The state of São Paulo is the traditional heartland of the Brazilian coffee industry. The first permanent Portuguese settlement in Brazil was the coastal village of São Vicente, established in 1532 near the modern-day port of Santos. The economy was initially based around modest exports of sugarcane, and the state remained relatively isolated from the political and economic centre of the country in the north.
Colonial monument to the founding of São Vicente, the first Portuguese settlement in Brazil.
Following the gold rush in Minas Gerais at the end of the seventeenth century, however, settlers and capital flooded into the southeast of Brazil. In the following decades the capital was moved to Rio de Janeiro, and the ports of Rio and Santos were opened up to international trade. Spurred by the growth in trade in the region, the influx of workers from other parts of Brazil, and waves of immigration from Europe, São Paulo developed into one of Brazil’s major agricultural producers.
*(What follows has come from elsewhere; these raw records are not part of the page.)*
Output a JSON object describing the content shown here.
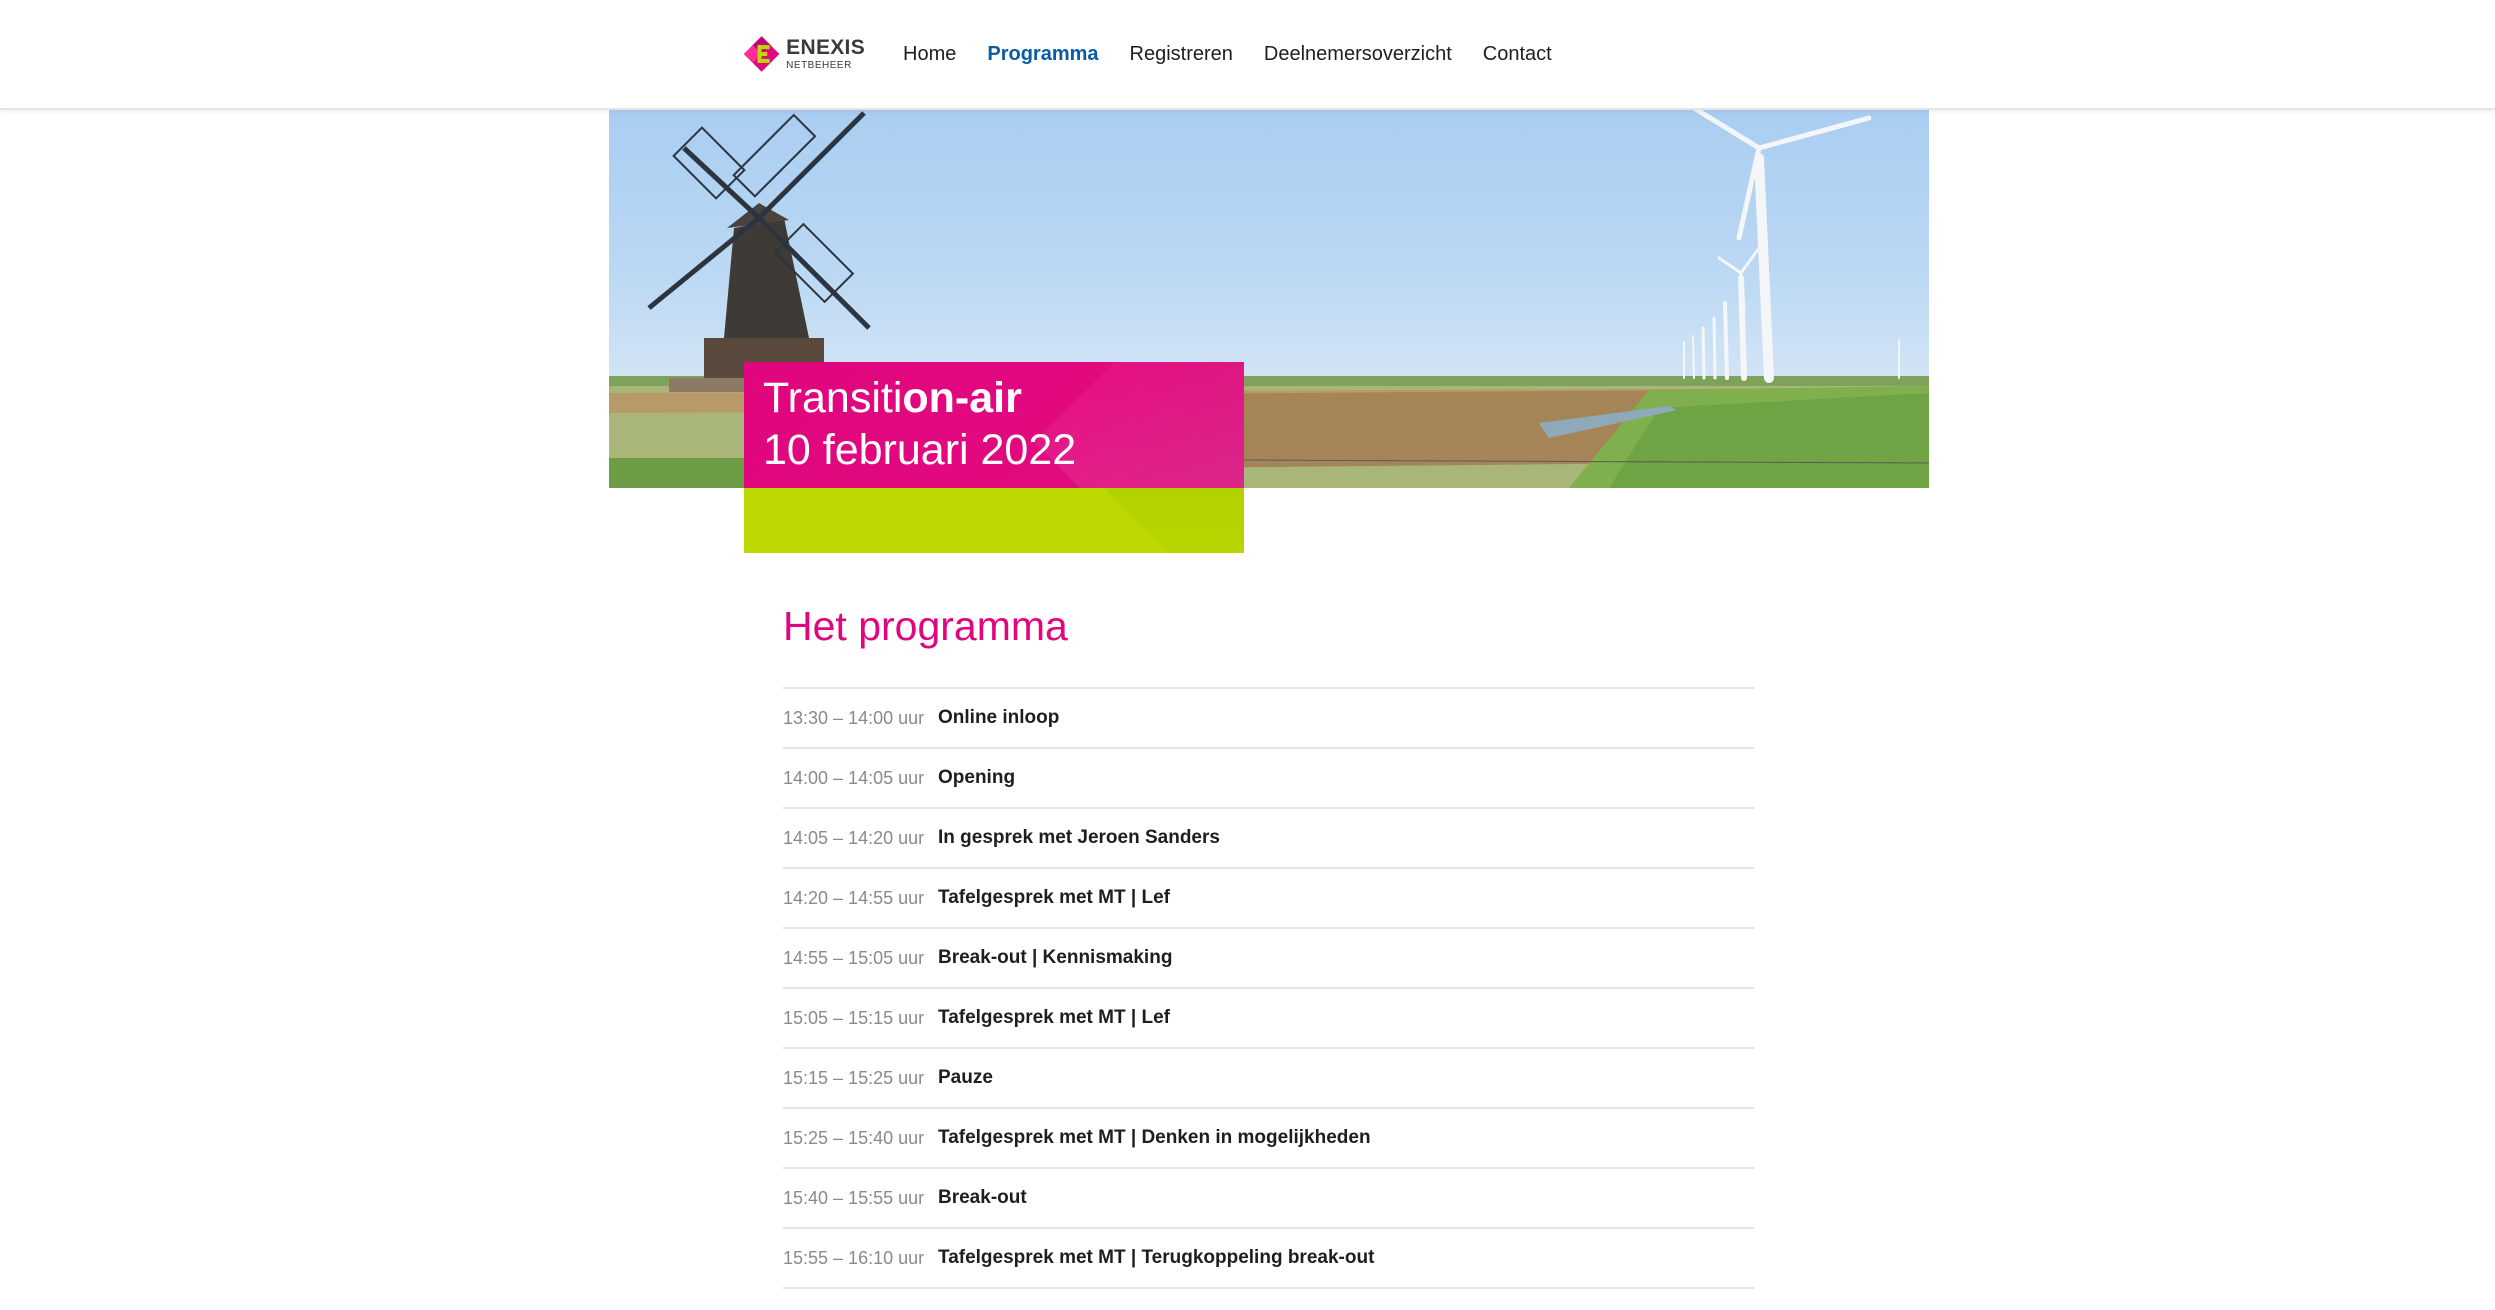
{
  "brand": {
    "name": "ENEXIS",
    "sub": "NETBEHEER",
    "logo_icon": "enexis-e-logo",
    "colors": {
      "magenta": "#e2067e",
      "lime": "#bcd800",
      "nav_active": "#0a5aa4"
    }
  },
  "nav": {
    "items": [
      {
        "label": "Home",
        "active": false
      },
      {
        "label": "Programma",
        "active": true
      },
      {
        "label": "Registreren",
        "active": false
      },
      {
        "label": "Deelnemersoverzicht",
        "active": false
      },
      {
        "label": "Contact",
        "active": false
      }
    ]
  },
  "hero": {
    "image": "windmill-and-wind-turbines-landscape",
    "title_regular": "Transiti",
    "title_bold": "on-air",
    "date": "10 februari 2022"
  },
  "program": {
    "heading": "Het programma",
    "rows": [
      {
        "time": "13:30 – 14:00 uur",
        "item": "Online inloop"
      },
      {
        "time": "14:00 – 14:05 uur",
        "item": "Opening"
      },
      {
        "time": "14:05 – 14:20 uur",
        "item": "In gesprek met Jeroen Sanders"
      },
      {
        "time": "14:20 – 14:55 uur",
        "item": "Tafelgesprek met MT | Lef"
      },
      {
        "time": "14:55 – 15:05 uur",
        "item": "Break-out | Kennismaking"
      },
      {
        "time": "15:05 – 15:15 uur",
        "item": "Tafelgesprek met MT | Lef"
      },
      {
        "time": "15:15 – 15:25 uur",
        "item": "Pauze"
      },
      {
        "time": "15:25 – 15:40 uur",
        "item": "Tafelgesprek met MT | Denken in mogelijkheden"
      },
      {
        "time": "15:40 – 15:55 uur",
        "item": "Break-out"
      },
      {
        "time": "15:55 – 16:10 uur",
        "item": "Tafelgesprek met MT | Terugkoppeling break-out"
      }
    ]
  }
}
Residents of the state, known as Paulistas, began growing coffee in the early nineteenth century. Coffee-growing was so profitable that the Paulistas, together with the dairy farmers of Minas Gerais, came to dominate the political scene of the young republic in an era of Brazilian politics known as café com leite (coffee with milk). Construction of the railroads connecting Santos to the interior in the mid-nineteenth century allowed the coffee industry to expand further, and by the end of the nineteenth century, 500 million coffee trees had been planted in São Paulo, producing 50% of all Brazil’s coffee (Pendergrast 2010).
A restored steam train in Campinas, part of the Mogiana region. The arrival of the railways allowed coffee production in São Paulo to expand dramatically.
In the twentieth century, the importance of coffee-growing in São Paulo began to decline. Many of the larger farms have stopped growing coffee in recent decades, and an increasing proportion of the state’s coffee producers are smallholders focused on producing specialty coffee (Coltri et al 2019).